Evaluate the following.

$\{x\,|\,x\in\mathbb{R}, -7\le x\le -2\}\cap\{x\,|\,x\in\mathbb{R}, -5<x<5\}$
$\{x\,|\,x\in\mathbb{R}, -7\le x\le -2\}\cup\{x\,|\,x\in\mathbb{R}, -5<x<5\}$
$\{y\,|\,y\in\mathbb{Q}, -7\le y\le -2\}\cap\{x\,|\,x\in\mathbb{Q}, 2\le x\le 7\}$
$\{y\,|\,y\in\mathbb{Q}, -7\le y\le -2\}\cup\{x\,|\,x\in\mathbb{Q}, -4< x< 0\}$
$\{y\,|\,y\in\mathbb{R}, -7\le y\le -2\}\cap\{x\,|\,x\in\mathbb{R}, -2\le x\le 7\}$
$\{y\,|\,y\in\mathbb{R}, -7\le y\le -2\}\cap\{x\,|\,x\in\mathbb{R}, -2< x< 7\}$

Problem set

Evaluate the following.

$\{x\,|\,x\in\mathbb{R}, -7\le x\le -2\}\cap\{x\,|\,x\in\mathbb{Q}, -5<x<5\}$
$\{y\,|\,y\in\mathbb{R}, -7\le y\le -2\}\cap\{x\,|\,x\in\mathbb{Z}, -4\le x\}$
$\{y\,|\,y\in\mathbb{Q}, -7\le y\le -2\}\cap\{-5,-4,-3,-2,-1,0\}$
$\{y\,|\,y\in\mathbb{R}, -7\le y\le -2\}\cap\{2,3,4,5,6,7\}$

Problem set

Show the following on the number line.

$\{x\,|\,x\in\mathbb{R}, -7\le x\le -2\}\cap\{x\,|\,x\in\mathbb{R}, -5<x<5\}$
$\{x\,|\,x\in\mathbb{R}, -7\le x\le -2\}\cup\{x\,|\,x\in\mathbb{R}, -5<x<5\}$
$\{y\,|\,y\in\mathbb{R}, -7\le y\le -2\}\cap\{x\,|\,x\in\mathbb{R}, -4< x< 0\}$
$\{y\,|\,y\in\mathbb{R}, -7\le y\le -2\}\cup\{x\,|\,x\in\mathbb{R}, 2\le x\le 7\}$

Problem set

Express the following in interval notation.

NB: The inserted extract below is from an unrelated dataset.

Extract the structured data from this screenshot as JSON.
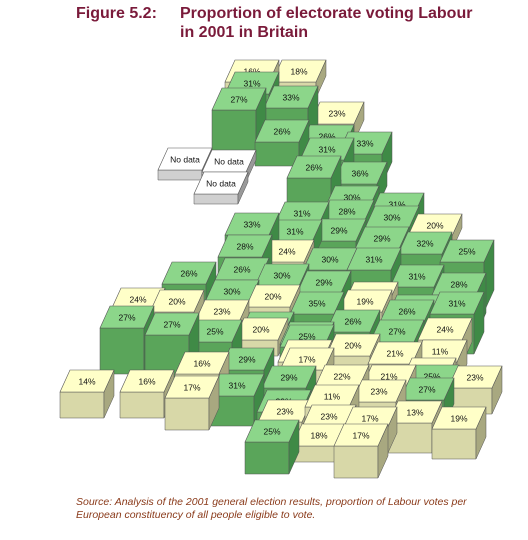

$x\in\mathbb{R}, -5\le x \le -1$
$x\in\mathbb{R}, -2< x < 6$
$x\in\mathbb{R}, -7\le x < -2$
$x\in\mathbb{R}, -11 < x \le -5$
$x\in\mathbb{R}, x \ge 5$
$x\in\mathbb{R}, x > -3$
$x\in\mathbb{R}, x \le 4$
$x\in\mathbb{R}, x < -1$

Problem set

Express the following in interval notation.

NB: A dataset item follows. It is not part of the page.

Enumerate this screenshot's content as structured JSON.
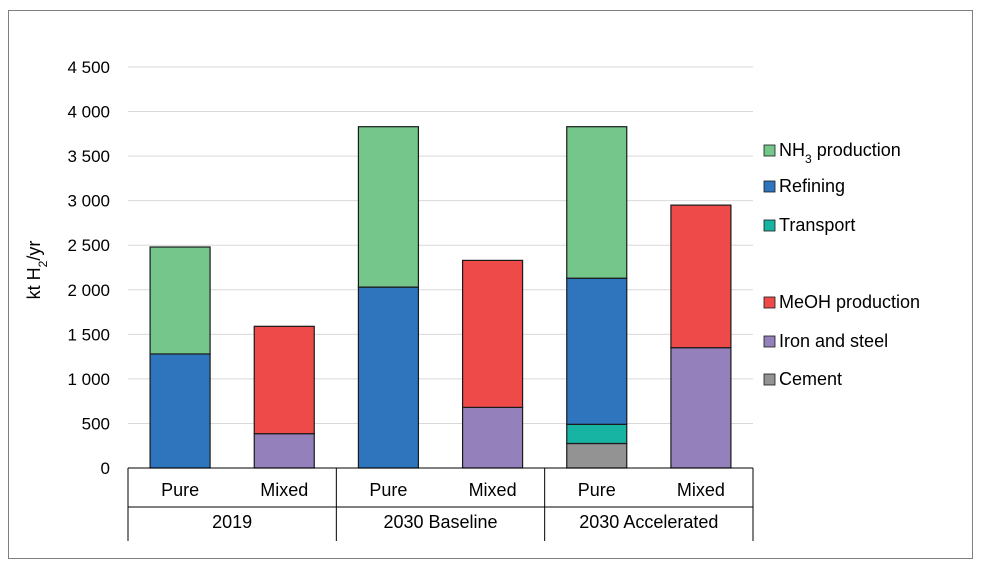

$\{y\,|\,y\in\mathbb{R}, -7\le y < -2\}\cap\{y\,|\,y\in\mathbb{R}, -4< y < 2\}$
$\{x\,|\,x\in\mathbb{R}, -7< x< -2\}\cup\{x\,|\,x\in\mathbb{R}, -4< x < 2\}$
$\{x\,|\,x\in\mathbb{R}, -7< x< -2\}\cup\{x\,|\,x\in\mathbb{R}, -1< x \le 2\}$
$\{x\,|\,x\in\mathbb{R}, -7< x< -2\}\cup\{x\,|\,x\in\mathbb{R}, x > -1\}$
$\{x\,|\,x\in\mathbb{R}, -7< x< -2\}\cup\{x\,|\,x\in\mathbb{R}, x > -3\}$
$\{x\,|\,x\in\mathbb{R}, x\ge 0\}\cup\{x\,|\,x\in\mathbb{R}, x< 0\}$
$\mathbb{R}\cap\{x\,|\,x\in\mathbb{R}, x< 0\}$

Miscellaneous

Exercises

Problem set

Assume $A$ is some set and $U$ is the universal set. For each of the following, indicate if the statement is true or false.

$A\subseteq U$
$\phi\subseteq A$
$A\subseteq A$
$U\supseteq A$
$\phi\supseteq A$

Problem set

Is every number in the collection of natural numbers present in the collection of whole numbers?
Give five numbers that are present in the collection of integers, but not in the collection of whole numbers.
Give two numbers that are commonly present in the collection of integers and the collection of natural numbers.
Give a number that is present in the collection of integers and the collection of whole numbers, but not in the collection of natural numbers.
Is there a number that is present in the collection of whole numbers, but not in the collection of integers?
Draw a diagram showing how the collections of natural numbers, whole numbers and integers contain one another.